Il me manquait des éléments dans l’historique de Norman Brainey, mais je pensais qu’il serait difficile de l’entendre. Je n’avais rien contre lui, ses comportements passés ne justifiaient pas l’acharnement dont il était encore victime. Un simple contrôle routier a suffi. Mes collègues qui le connaissent parfaitement lui ont sorti le grand jeu, à l’angle de la rue du Dôme : alcoolémie, papiers du véhicule, état des pneumatiques, ils l’ont coincé sur l’absence d’attestation d’assurance et l’ont invité à la brigade. Nordhal-le-Dadais ? J’ai failli l’appeler Nordhal lorsque je l’ai pris en charge au sortir du bureau d’accueil. Combien de temps Mont-Riche continuerait à l’appeler ainsi ?

Lundi 12 décembre 2022, 16 h 16, audition libre de M. Norman, Jean, Efflam, Brainey. Un néon épileptique grésille. Ma lampe pantographe diffuse une lumière presque trop intime sur les reliefs de mon déjeuner étalés sur mon bureau. Une boîte chaude derrière laquelle sont embusqués deux soldats de plomb que m’ont donnés Paul et Lucas. Nordhal les fixe avec fascination.
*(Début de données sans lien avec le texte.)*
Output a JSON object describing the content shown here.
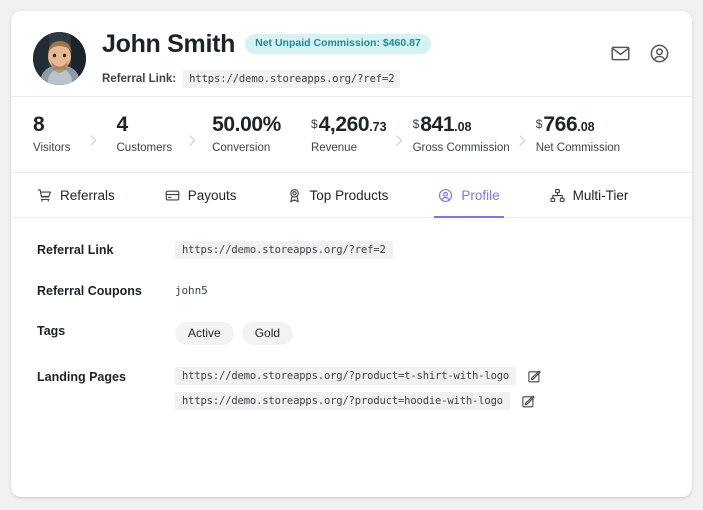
{
  "colors": {
    "accent": "#7b76f1",
    "badge_bg": "#d6f3f4",
    "badge_text": "#1a8c9b",
    "page_bg": "#f0f0f1",
    "card_bg": "#ffffff",
    "text": "#1d2327"
  },
  "header": {
    "avatar_icon": "user-photo-avatar",
    "name": "John Smith",
    "commission_badge": "Net Unpaid Commission: $460.87",
    "referral_label": "Referral Link:",
    "referral_link": "https://demo.storeapps.org/?ref=2",
    "actions": [
      {
        "icon": "envelope-icon",
        "name": "message-button"
      },
      {
        "icon": "user-circle-icon",
        "name": "account-button"
      }
    ]
  },
  "stats": [
    {
      "value": "8",
      "currency": "",
      "decimals": "",
      "label": "Visitors"
    },
    {
      "value": "4",
      "currency": "",
      "decimals": "",
      "label": "Customers"
    },
    {
      "value": "50.00%",
      "currency": "",
      "decimals": "",
      "label": "Conversion"
    },
    {
      "value": "4,260",
      "currency": "$",
      "decimals": ".73",
      "label": "Revenue"
    },
    {
      "value": "841",
      "currency": "$",
      "decimals": ".08",
      "label": "Gross Commission"
    },
    {
      "value": "766",
      "currency": "$",
      "decimals": ".08",
      "label": "Net Commission"
    }
  ],
  "stat_separator": "chevron-right-icon",
  "tabs": [
    {
      "label": "Referrals",
      "icon": "shopping-cart-icon",
      "active": false
    },
    {
      "label": "Payouts",
      "icon": "credit-card-icon",
      "active": false
    },
    {
      "label": "Top Products",
      "icon": "award-medal-icon",
      "active": false
    },
    {
      "label": "Profile",
      "icon": "user-circle-icon",
      "active": true
    },
    {
      "label": "Multi-Tier",
      "icon": "sitemap-icon",
      "active": false
    }
  ],
  "profile": {
    "referral_link": {
      "label": "Referral Link",
      "value": "https://demo.storeapps.org/?ref=2"
    },
    "referral_coupons": {
      "label": "Referral Coupons",
      "value": "john5"
    },
    "tags": {
      "label": "Tags",
      "values": [
        "Active",
        "Gold"
      ]
    },
    "landing_pages": {
      "label": "Landing Pages",
      "items": [
        {
          "url": "https://demo.storeapps.org/?product=t-shirt-with-logo",
          "edit_icon": "edit-pencil-icon"
        },
        {
          "url": "https://demo.storeapps.org/?product=hoodie-with-logo",
          "edit_icon": "edit-pencil-icon"
        }
      ]
    }
  }
}
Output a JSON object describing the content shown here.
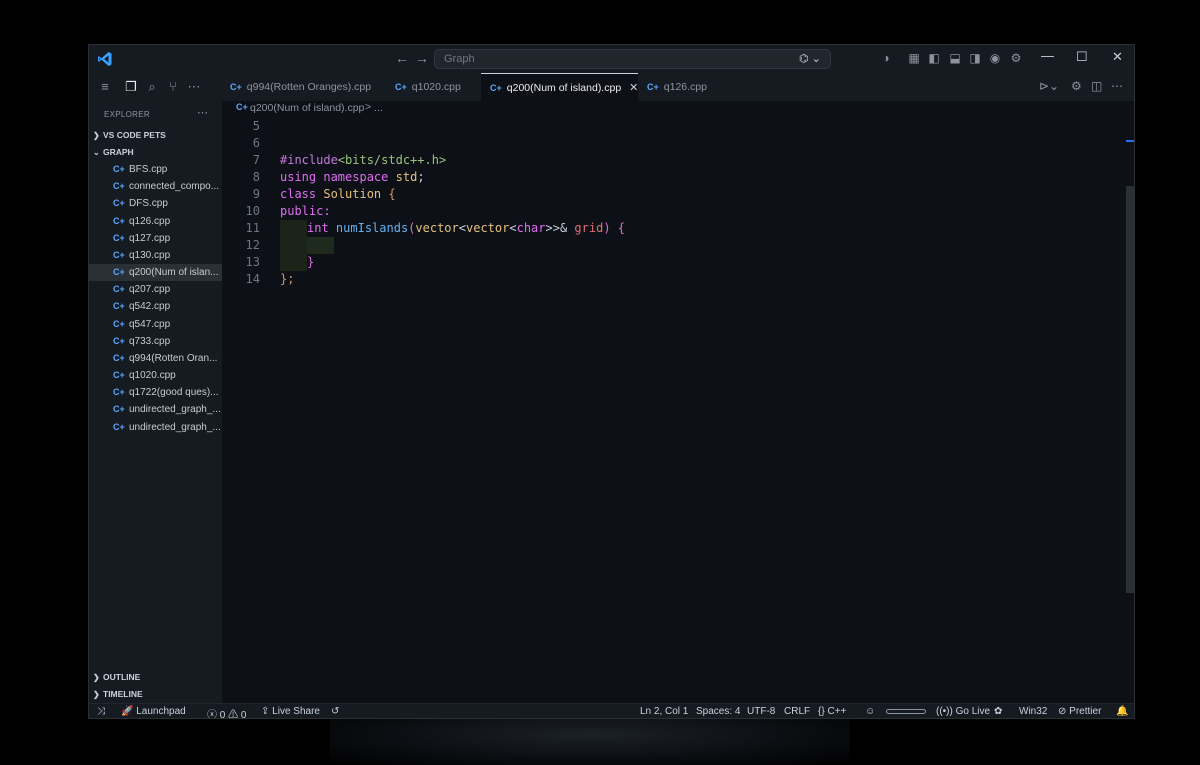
{
  "titlebar": {
    "command_center_text": "Graph",
    "copilot_icon": "copilot-icon",
    "back_icon": "arrow-left-icon",
    "forward_icon": "arrow-right-icon"
  },
  "activity": {
    "menu_icon": "hamburger-menu-icon",
    "explorer_icon": "files-icon",
    "search_icon": "search-icon",
    "scm_icon": "source-control-icon",
    "more_icon": "ellipsis-icon"
  },
  "sidebar": {
    "title": "EXPLORER",
    "sections": [
      {
        "label": "VS CODE PETS",
        "expanded": false
      },
      {
        "label": "GRAPH",
        "expanded": true
      }
    ],
    "files": [
      "BFS.cpp",
      "connected_compo...",
      "DFS.cpp",
      "q126.cpp",
      "q127.cpp",
      "q130.cpp",
      "q200(Num of islan...",
      "q207.cpp",
      "q542.cpp",
      "q547.cpp",
      "q733.cpp",
      "q994(Rotten Oran...",
      "q1020.cpp",
      "q1722(good ques)...",
      "undirected_graph_...",
      "undirected_graph_..."
    ],
    "active_index": 6,
    "outline_label": "OUTLINE",
    "timeline_label": "TIMELINE"
  },
  "tabs": [
    {
      "label": "q994(Rotten Oranges).cpp",
      "active": false
    },
    {
      "label": "q1020.cpp",
      "active": false
    },
    {
      "label": "q200(Num of island).cpp",
      "active": true
    },
    {
      "label": "q126.cpp",
      "active": false
    }
  ],
  "breadcrumb": {
    "file": "q200(Num of island).cpp",
    "separator": ">",
    "more": "..."
  },
  "editor": {
    "line_numbers": [
      "5",
      "6",
      "7",
      "8",
      "9",
      "10",
      "11",
      "12",
      "13",
      "14"
    ],
    "tokens": {
      "l7_pp": "#include",
      "l7_hdr": "<bits/stdc++.h>",
      "l8_using": "using",
      "l8_ns": "namespace",
      "l8_std": "std",
      "l8_semi": ";",
      "l9_class": "class",
      "l9_name": "Solution",
      "l9_brace": "{",
      "l10_public": "public:",
      "l11_int": "int",
      "l11_fn": "numIslands",
      "l11_open": "(",
      "l11_t1": "vector",
      "l11_lt1": "<",
      "l11_t2": "vector",
      "l11_lt2": "<",
      "l11_char": "char",
      "l11_gt": ">>&",
      "l11_param": "grid",
      "l11_close": ")",
      "l11_brace": "{",
      "l13_brace": "}",
      "l14_end": "};"
    }
  },
  "statusbar": {
    "remote_icon": "remote-icon",
    "launchpad": "Launchpad",
    "errors": "0",
    "warnings": "0",
    "live_share": "Live Share",
    "position": "Ln 2, Col 1",
    "spaces": "Spaces: 4",
    "encoding": "UTF-8",
    "eol": "CRLF",
    "language": "C++",
    "go_live": "Go Live",
    "platform": "Win32",
    "prettier": "Prettier"
  }
}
— Norman ? Vous savez pourquoi vous êtes là ?

— Non, M’sieur… Ils m’ont pas donné l’assurance à l’hosto, c’est pas ma bagnole la fourgonnette. Ils savent qui je suis, pourquoi ils me cherchent des poux, ces condés ?

— C’est fini, Norman, calmez-vous… Je voulais reprendre une vieille conversation, l’histoire de ce chat que vous avez récupéré à l’hosto ? Il faut m’en dire plus, Norman, vous l’avez ramené à la maison et votre père l’a mal vécu… Vous vous souvenez…

— C’est pas ma faute, m’sieur, il s’était planqué sous l’armoire le salopard, il était bien amoché quand je l’avais sorti du troisième sous-sol… J’l’avais bien soigné et tout et tout… mais cette putain d’engeance, pas moyen de l’apprivoiser, y’a que la sorcière qui pouvait le toucher…

— Vous parlez de Mme Ixes ?

— Vous en connaissez une autre ? me répond-il presque crânement.

La sonnerie du téléphone nous surprend : « Major ! Le maire vient de m’appeler… un de ses conseillers municipaux, Émile Daval, n’est pas venu au dernier conseil, il ne répond pas au téléphone et n’a pas donné signe de vie depuis une semaine. Ses voisins sont allés chez lui, personne ne l’a revu ni à la mairie, ni au club Mont-Riche Chiche ! On a retrouvé sa voiture rue du Pendu… au départ de la battue… Merci ! Je raccroche.

Je fixe Norman, il baisse les yeux. Je change de sujet.

— Vous connaissez Émile Daval, n’est-ce-pas ?

— Oui… M. Daval est sympa, il m’a envoyé trois dessins, regardez…

Joignant le geste à la parole, il me tend son portable, je le prends et remonte le fil des discussions.

— Vous avez envoyé cinq messages à Émile Daval, pourquoi vouliez-vous lui parler ?

— Peut-être pour m’excuser de pas venir avec lui à la battue des cons.

— Et ces photos ? Qu’en pensez-vous, Norman ?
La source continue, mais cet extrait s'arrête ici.